The azazeal2/unsloth_Qwen3.5-2B_1781178548 is a 2.3 billion parameter language model based on the Qwen3.5 architecture. Developed by azazeal2, this model distinguishes itself through its training methodology, utilizing the Unsloth library in conjunction with Huggingface's TRL library.

Key Characteristics

  • Efficient Training: The model was finetuned with Unsloth, which enabled a 2x faster training process compared to standard methods.

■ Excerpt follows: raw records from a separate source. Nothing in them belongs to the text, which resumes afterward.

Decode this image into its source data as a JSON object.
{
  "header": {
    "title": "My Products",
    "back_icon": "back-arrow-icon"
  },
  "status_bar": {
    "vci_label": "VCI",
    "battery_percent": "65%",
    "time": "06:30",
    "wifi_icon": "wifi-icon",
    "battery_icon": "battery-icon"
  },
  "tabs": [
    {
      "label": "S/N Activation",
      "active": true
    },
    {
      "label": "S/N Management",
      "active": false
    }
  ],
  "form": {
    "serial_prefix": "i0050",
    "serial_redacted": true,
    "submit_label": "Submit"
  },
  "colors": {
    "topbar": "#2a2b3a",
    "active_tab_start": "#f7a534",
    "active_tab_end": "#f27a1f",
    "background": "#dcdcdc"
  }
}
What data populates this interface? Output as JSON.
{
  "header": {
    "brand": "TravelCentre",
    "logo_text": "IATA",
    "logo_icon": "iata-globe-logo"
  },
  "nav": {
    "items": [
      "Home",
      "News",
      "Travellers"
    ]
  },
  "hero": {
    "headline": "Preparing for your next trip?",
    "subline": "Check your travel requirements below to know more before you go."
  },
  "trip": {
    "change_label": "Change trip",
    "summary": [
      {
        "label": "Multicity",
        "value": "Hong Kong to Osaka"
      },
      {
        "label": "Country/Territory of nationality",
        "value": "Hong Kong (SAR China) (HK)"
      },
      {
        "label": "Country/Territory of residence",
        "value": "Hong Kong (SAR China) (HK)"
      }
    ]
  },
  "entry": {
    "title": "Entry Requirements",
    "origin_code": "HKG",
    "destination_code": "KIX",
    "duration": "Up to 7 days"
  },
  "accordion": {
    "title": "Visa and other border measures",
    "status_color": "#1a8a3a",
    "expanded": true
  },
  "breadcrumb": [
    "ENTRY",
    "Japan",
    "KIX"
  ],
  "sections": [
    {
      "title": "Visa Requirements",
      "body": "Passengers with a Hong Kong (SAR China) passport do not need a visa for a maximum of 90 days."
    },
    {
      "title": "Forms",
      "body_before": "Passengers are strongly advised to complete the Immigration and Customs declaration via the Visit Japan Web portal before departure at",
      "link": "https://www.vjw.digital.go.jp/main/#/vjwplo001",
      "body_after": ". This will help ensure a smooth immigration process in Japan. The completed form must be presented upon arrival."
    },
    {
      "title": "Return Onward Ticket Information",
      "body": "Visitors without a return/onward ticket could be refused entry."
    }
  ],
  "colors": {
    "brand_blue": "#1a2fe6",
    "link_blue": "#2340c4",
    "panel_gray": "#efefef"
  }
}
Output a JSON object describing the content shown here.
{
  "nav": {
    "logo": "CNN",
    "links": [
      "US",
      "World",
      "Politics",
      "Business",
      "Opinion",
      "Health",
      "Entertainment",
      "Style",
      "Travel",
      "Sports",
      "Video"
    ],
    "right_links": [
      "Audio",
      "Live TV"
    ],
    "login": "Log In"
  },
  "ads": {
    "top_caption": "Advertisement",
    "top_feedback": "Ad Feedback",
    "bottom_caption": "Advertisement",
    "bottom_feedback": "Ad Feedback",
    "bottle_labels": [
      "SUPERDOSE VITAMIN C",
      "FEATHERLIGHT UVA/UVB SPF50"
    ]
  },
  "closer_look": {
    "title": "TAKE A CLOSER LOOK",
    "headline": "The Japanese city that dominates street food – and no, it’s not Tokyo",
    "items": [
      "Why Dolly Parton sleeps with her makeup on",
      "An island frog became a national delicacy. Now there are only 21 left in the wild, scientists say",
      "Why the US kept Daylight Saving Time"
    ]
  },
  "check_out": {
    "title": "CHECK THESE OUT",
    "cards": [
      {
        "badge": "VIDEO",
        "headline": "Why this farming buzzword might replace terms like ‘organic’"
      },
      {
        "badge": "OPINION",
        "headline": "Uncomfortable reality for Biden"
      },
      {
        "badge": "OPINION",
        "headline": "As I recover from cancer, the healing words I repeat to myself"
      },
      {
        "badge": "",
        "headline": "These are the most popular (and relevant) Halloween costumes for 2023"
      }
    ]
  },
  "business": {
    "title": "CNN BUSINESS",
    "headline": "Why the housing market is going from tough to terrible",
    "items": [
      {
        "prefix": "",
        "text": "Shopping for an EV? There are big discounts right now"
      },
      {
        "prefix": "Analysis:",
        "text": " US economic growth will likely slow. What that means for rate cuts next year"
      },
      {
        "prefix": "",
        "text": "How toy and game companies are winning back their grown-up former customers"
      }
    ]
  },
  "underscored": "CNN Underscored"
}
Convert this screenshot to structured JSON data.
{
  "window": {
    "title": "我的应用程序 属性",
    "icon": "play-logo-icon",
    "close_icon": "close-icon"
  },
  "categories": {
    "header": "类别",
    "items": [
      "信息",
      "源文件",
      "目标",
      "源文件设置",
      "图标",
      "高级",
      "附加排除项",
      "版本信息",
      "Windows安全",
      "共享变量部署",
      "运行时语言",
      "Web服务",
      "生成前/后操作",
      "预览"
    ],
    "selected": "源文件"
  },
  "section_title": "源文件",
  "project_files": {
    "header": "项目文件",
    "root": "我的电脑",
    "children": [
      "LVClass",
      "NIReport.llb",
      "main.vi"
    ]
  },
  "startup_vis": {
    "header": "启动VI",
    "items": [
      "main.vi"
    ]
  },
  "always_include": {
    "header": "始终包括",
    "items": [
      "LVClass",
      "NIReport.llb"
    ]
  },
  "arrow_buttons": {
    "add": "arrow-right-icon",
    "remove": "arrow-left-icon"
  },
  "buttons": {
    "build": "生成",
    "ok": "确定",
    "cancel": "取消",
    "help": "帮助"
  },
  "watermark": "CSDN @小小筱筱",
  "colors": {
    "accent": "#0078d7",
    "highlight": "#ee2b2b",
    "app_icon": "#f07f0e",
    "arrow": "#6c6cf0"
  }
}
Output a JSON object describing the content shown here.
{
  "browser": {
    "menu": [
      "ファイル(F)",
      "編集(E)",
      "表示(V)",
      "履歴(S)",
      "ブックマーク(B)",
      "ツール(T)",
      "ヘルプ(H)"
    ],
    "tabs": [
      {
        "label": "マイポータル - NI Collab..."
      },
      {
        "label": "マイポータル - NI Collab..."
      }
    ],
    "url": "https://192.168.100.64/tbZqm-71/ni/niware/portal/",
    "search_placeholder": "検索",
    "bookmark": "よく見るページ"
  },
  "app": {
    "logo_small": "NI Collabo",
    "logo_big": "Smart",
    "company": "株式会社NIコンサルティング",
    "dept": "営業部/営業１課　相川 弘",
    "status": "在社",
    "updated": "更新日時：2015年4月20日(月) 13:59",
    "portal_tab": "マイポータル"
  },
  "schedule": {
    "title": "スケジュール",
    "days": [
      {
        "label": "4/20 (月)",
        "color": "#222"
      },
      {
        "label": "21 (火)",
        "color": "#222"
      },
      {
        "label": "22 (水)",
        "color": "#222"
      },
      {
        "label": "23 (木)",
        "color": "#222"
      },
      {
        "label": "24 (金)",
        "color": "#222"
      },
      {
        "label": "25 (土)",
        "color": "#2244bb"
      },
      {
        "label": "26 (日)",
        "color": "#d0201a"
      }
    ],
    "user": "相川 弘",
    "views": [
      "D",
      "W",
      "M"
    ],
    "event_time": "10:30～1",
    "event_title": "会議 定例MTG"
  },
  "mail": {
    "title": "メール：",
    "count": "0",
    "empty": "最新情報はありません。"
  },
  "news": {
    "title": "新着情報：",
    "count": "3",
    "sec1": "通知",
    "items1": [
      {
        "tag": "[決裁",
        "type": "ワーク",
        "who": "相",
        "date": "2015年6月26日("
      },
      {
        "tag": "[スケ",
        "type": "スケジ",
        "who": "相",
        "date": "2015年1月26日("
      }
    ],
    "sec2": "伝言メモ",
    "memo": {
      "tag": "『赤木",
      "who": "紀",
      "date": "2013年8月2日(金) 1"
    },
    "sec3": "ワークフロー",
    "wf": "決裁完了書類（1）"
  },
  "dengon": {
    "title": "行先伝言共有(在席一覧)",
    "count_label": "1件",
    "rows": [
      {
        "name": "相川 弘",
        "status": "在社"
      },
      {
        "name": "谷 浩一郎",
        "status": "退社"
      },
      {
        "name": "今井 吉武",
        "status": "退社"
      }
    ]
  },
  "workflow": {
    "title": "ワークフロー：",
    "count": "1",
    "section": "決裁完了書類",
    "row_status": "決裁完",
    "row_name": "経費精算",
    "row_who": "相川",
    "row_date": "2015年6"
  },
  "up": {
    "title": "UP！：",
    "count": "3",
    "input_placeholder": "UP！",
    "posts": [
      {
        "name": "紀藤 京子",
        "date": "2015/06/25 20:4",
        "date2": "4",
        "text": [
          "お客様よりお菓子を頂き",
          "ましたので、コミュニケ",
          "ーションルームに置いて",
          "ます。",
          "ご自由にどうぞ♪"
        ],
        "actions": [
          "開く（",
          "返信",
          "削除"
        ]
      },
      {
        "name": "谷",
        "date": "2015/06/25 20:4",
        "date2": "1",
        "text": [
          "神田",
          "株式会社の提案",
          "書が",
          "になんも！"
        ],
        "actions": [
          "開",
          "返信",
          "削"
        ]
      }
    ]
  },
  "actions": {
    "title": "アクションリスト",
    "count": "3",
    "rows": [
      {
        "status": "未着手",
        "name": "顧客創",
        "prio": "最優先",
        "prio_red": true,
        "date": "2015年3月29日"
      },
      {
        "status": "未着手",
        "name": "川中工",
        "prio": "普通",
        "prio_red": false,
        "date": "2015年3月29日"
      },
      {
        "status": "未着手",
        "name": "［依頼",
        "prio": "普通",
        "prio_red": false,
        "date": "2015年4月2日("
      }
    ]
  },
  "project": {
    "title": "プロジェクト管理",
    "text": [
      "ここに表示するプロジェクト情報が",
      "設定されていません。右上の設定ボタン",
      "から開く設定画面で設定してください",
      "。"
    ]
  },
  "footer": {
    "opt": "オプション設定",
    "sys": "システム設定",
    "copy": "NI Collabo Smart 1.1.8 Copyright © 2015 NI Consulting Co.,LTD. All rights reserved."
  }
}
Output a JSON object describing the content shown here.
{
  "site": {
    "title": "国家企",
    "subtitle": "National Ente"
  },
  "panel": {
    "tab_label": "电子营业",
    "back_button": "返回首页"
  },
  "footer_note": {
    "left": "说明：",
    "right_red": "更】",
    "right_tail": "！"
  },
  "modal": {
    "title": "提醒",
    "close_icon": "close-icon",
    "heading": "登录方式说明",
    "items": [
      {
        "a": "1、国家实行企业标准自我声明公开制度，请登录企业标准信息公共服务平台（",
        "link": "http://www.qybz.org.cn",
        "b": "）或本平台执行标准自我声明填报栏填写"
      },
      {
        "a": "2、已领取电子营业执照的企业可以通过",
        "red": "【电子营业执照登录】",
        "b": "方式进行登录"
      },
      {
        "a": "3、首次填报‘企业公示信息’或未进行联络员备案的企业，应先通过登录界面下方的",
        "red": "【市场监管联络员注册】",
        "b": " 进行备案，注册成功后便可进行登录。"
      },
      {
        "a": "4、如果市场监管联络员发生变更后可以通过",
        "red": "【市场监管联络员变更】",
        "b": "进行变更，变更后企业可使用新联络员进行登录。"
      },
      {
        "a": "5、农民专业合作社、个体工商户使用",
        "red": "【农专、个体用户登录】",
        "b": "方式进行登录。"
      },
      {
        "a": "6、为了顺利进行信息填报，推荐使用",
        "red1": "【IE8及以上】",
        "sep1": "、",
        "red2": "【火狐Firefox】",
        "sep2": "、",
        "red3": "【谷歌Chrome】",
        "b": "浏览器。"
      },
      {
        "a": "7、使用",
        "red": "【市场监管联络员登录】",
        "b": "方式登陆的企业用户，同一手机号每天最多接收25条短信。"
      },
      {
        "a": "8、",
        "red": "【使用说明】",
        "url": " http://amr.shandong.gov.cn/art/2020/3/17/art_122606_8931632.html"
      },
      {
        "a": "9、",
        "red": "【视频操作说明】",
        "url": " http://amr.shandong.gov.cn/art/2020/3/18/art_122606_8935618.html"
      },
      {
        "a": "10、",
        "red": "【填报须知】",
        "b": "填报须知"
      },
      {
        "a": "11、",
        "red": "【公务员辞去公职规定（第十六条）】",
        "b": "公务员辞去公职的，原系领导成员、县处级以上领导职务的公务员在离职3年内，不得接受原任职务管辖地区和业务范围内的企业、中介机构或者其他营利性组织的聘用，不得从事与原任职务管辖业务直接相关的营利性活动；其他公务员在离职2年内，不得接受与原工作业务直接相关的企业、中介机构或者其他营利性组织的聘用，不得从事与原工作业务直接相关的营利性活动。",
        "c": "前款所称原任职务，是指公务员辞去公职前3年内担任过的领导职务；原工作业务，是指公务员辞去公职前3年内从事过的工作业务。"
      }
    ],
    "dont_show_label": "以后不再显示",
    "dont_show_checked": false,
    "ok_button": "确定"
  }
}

This efficiency is a core differentiator, allowing for quicker iteration and deployment.
  • Qwen3.5 Base: Built upon the Qwen3.5 foundation, it inherits the capabilities of this robust model family.
  • Parameter Count: With 2.3 billion parameters, it offers a balance between performance and computational resource requirements, making it suitable for applications where larger models might be prohibitive.
  • Context Length: The model supports a context length of 32768 tokens, allowing it to process and generate longer sequences of text.

Use Cases

This model is particularly well-suited for scenarios requiring a capable language model that benefits from optimized training and a moderate parameter count. Its efficient finetuning process suggests potential for rapid adaptation to specific downstream tasks, making it a strong candidate for:

  • Text generation and completion
  • Summarization
  • Question answering
  • Applications where faster development cycles and resource efficiency are critical.